Os nomes não foram divulgados para não expor a vítima. Em
março deste ano, o Tribunal de Justiça de Santa Catarina manteve a pena
de um casal acusado de extorquir R$ 6,8 mil de um homem, com o golpe de
nudes, no município de Corupá. A jovem entrou em contato com a vítima
através de um perfil falso no Facebook e enviou fotos íntimas ao homem
pedindo retribuição.
No
dia seguinte, um suposto advogado ligou para o homem dizendo que a
jovem era menor, havia “apanhado da mãe” devido ao teor das conversas e o
denunciara ao Ministério Público por pedofilia.
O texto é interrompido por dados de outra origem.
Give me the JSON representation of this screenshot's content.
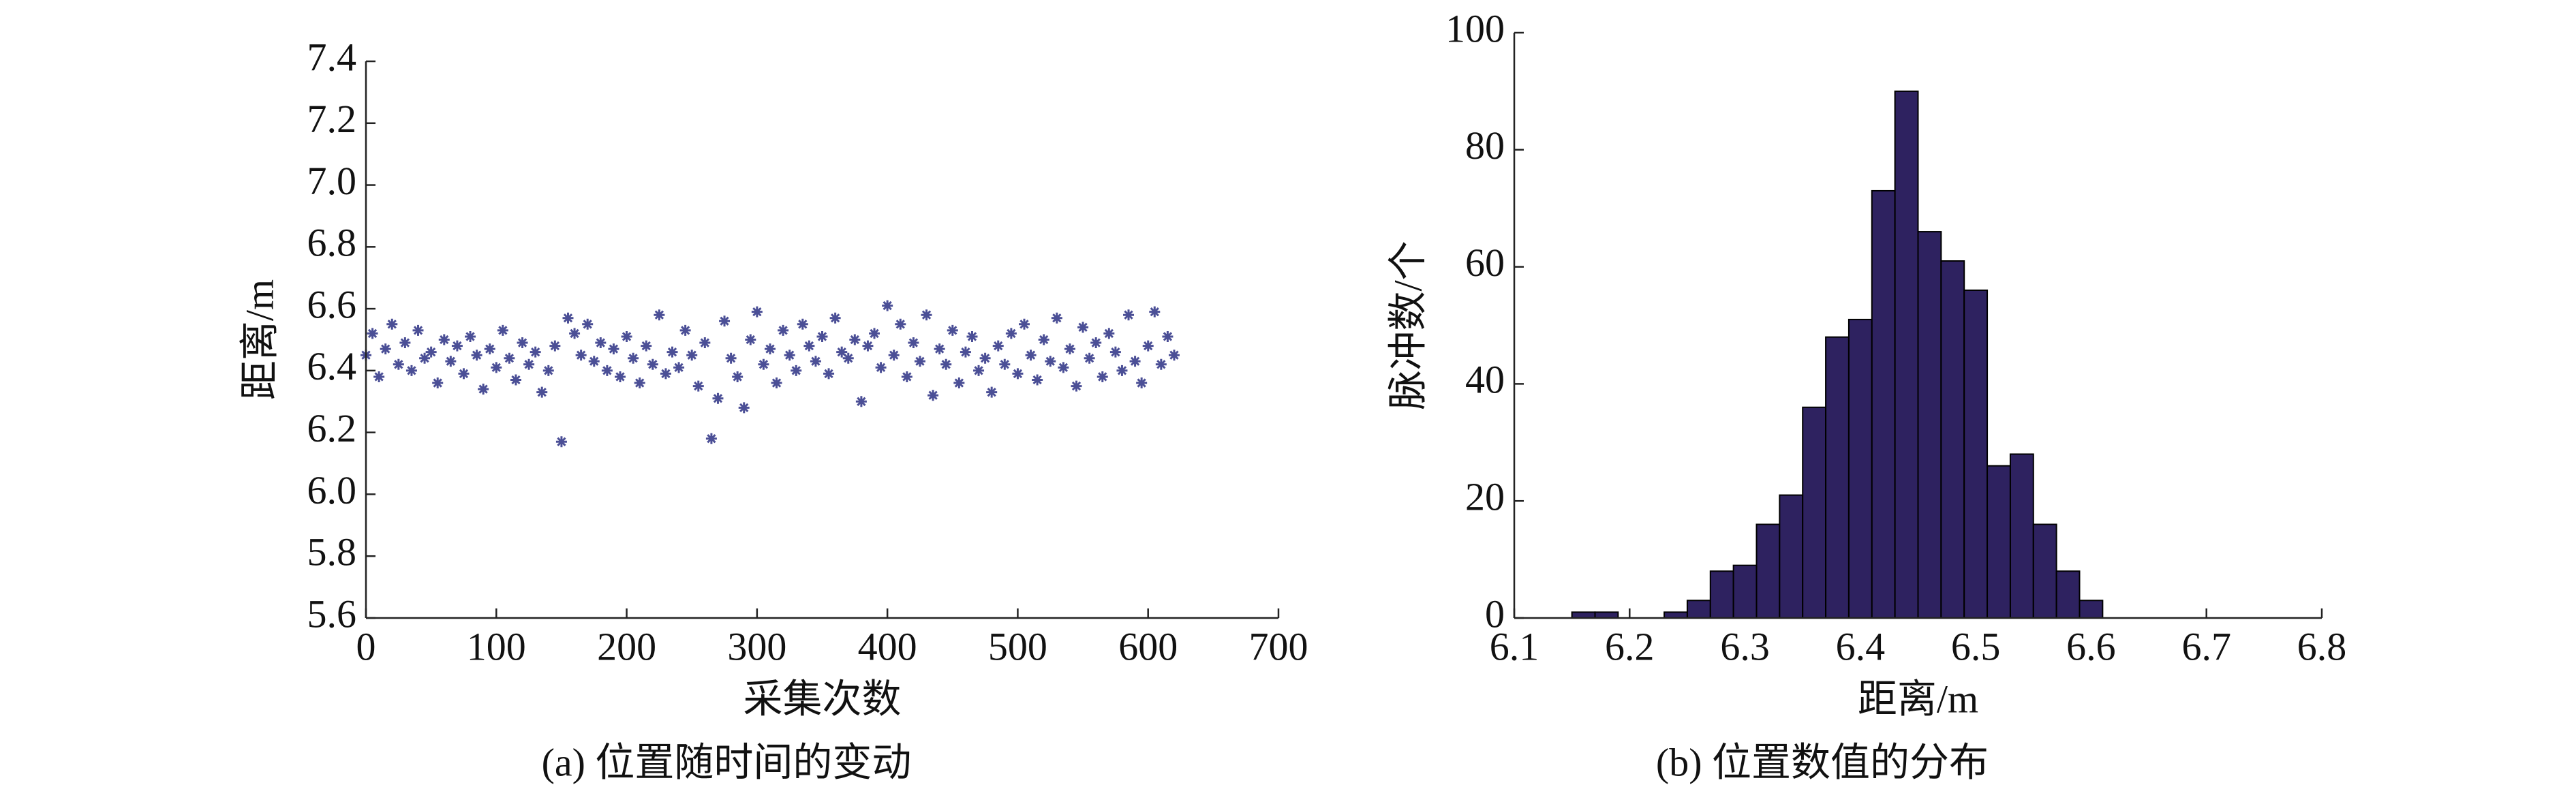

Disse ainda que detinha
fotos da família – esposa, genro e netos – da vítima e ameaçou mandar
as conversas para eles. O homem, que estava em uma penitenciária quando
cometeu o crime, foi condenado a 10 anos de reclusão e a mulher, a mais
de seis anos.
Contas de laranjasConforme a advogada Thais Molina Pinheiro, especialista em Direito Penal e Digital, a prática configura crime de extorsão e pode ser denunciada à polícia, mas nem sempre as vítimas o fazem. Ela lembra que a pena prevista para o crime de armazenar imagens de pornografia infantil é de até 4 anos de reclusão.
Segundo
ela, as pessoas que caem nesses golpes dificilmente conseguem recuperar
o dinheiro. “Existe a possibilidade de requerer o congelamento dos
valores da conta bancária beneficiada pelo crime, mas a recuperação do
valor costuma ser difícil na prática, uma vez que as contas utilizadas
pelos criminosos normalmente pertencem a laranjas. Assim que os valores
são depositados, são transferidos para diversas outras contas também em
nome de laranjas. O destinatário final costuma ser difícil de
identificar”, explicou.
(...)
Como evitar o golpeEvite compartilhar fotos e vídeos íntimos;
Evite manter fotos e vídeos íntimos em seu celular – caso ele seja roubado o criminoso poderá ter acesso a esse conteúdo;
Desconfie de pedidos de amizade vindos de desconhecidos;
Evite participar de chamadas de vídeo com desconhecidos e lembre-se que a imagem da pessoa que você está vendo pode ser falsa;
Tenha sempre antivírus instalado em seu terminal.
Caso tenha sido vítima, o que fazer:
Não apague as conversas mantidas com o criminoso;
Se a conversa ocorreu em rede social, salve o nome do perfil e o link completo (endereço completo que aparece ao se clicar na barra de endereço);
Em caso de contato por telefone, faça uma relação todos os números de telefone utilizados pelo criminoso, contendo data e horário das conversas;
Anote os dados de eventuais contas bancárias informados pelo criminoso;
Em posse de todas essas informações, procure a Delegacia de Polícia mais próxima ou registre um Boletim de Ocorrência Eletrônico através do site da Delegacia Eletrônica.